Es menester rendir homenaje a esos Maestros que, si bien no olvidados, no han recibido la importancia que ameritan. El altar de Isenheim quedará siempre como un patrimonio mayor del arte occidental y una contribución invaluable de la cultura europea a la humanidad entera. Matthias Grünewald, cuyo legado se resume a diez pinturas y treinta y cinco dibujos, representa una síntesis atemporal de aquella búsqueda “maldita” de toda una horda de pintores que, rompiendo con la academia y el clasicismo, se decidieron a ir tras esa “otra” belleza, esa que está irremediablemente enredada con la muerte, el dolor y la soledad, como la belleza de la vida misma, tan ajena a esa idealización platónica de separación y exclusión de lo corporal, lo material, lo mortal del ser.

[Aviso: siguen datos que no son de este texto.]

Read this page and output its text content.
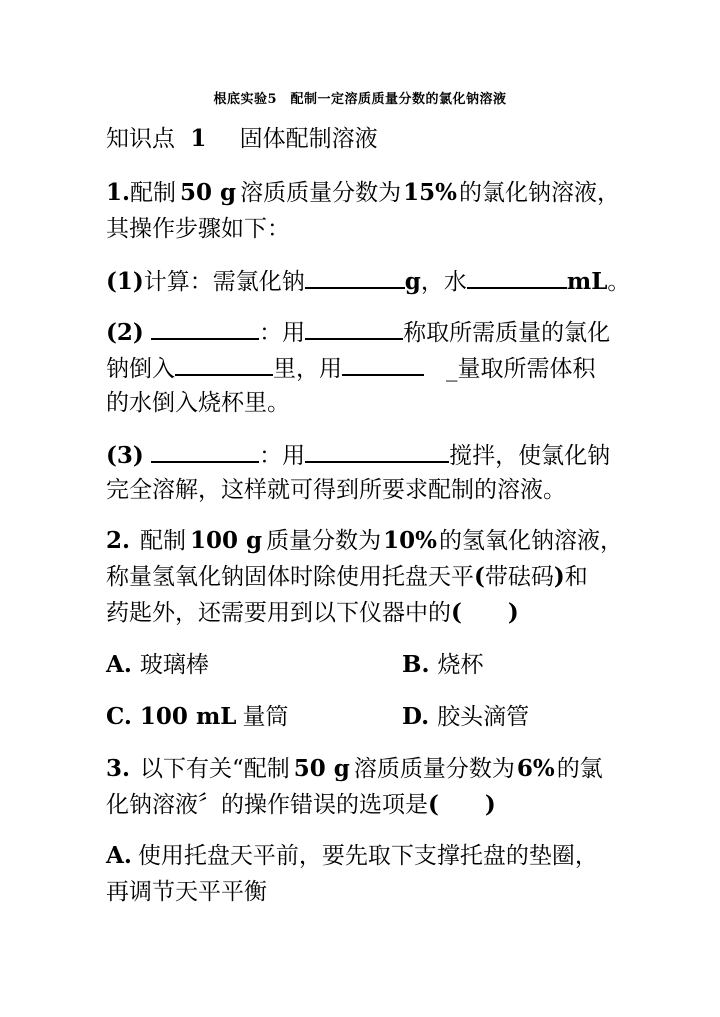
根底实验5　配制一定溶质质量分数的氯化钠溶液
知识点 1 固体配制溶液
1.配制 50 g 溶质质量分数为15%的氯化钠溶液，
其操作步骤如下：
(1)计算：需氯化钠	g，水	mL。
(2)	：用	称取所需质量的氯化
钠倒入	里，用	_量取所需体积
的水倒入烧杯里。
(3)	：用	搅拌，使氯化钠
完全溶解，这样就可得到所要求配制的溶液。
2. 配制 100 g 质量分数为10%的氢氧化钠溶液，
称量氢氧化钠固体时除使用托盘天平(带砝码)和
药匙外，还需要用到以下仪器中的(　　)
A. 玻璃棒	B. 烧杯
C. 100 mL 量筒	D. 胶头滴管
3. 以下有关“配制 50 g 溶质质量分数为6%的氯
化钠溶液〞的操作错误的选项是(　　)
A. 使用托盘天平前，要先取下支撑托盘的垫圈，
再调节天平平衡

Quizás por eso, su obra estuvo ignorada hasta la hora de las vanguardias (hijas del desencanto). Hoy por hoy, tras haber vivido el siglo XX y los inicios de la (dudosa) posmodernidad, su obra no suscita simple admiración sino algo más: nos obliga a darle un lugar determinante en el pedestal de los Maestros cuando de historia del arte se trate. Además, sus visiones siempre serán un vehículo privilegiado a esa Noche del Alma, al misterio de vivir y de morir, a la esencia de la encarnación y su consecuencia trágica: la Pasión.




* Mitolodogía es el nombre de la disciplina que ha fundado Durand dada la radical novedad en su posición epistemológica respecto a la semiología, critica literaria y filosofías positivistas y estructuralistas.

6 comentarios:

(Diego Loayza) Oneiros dijo...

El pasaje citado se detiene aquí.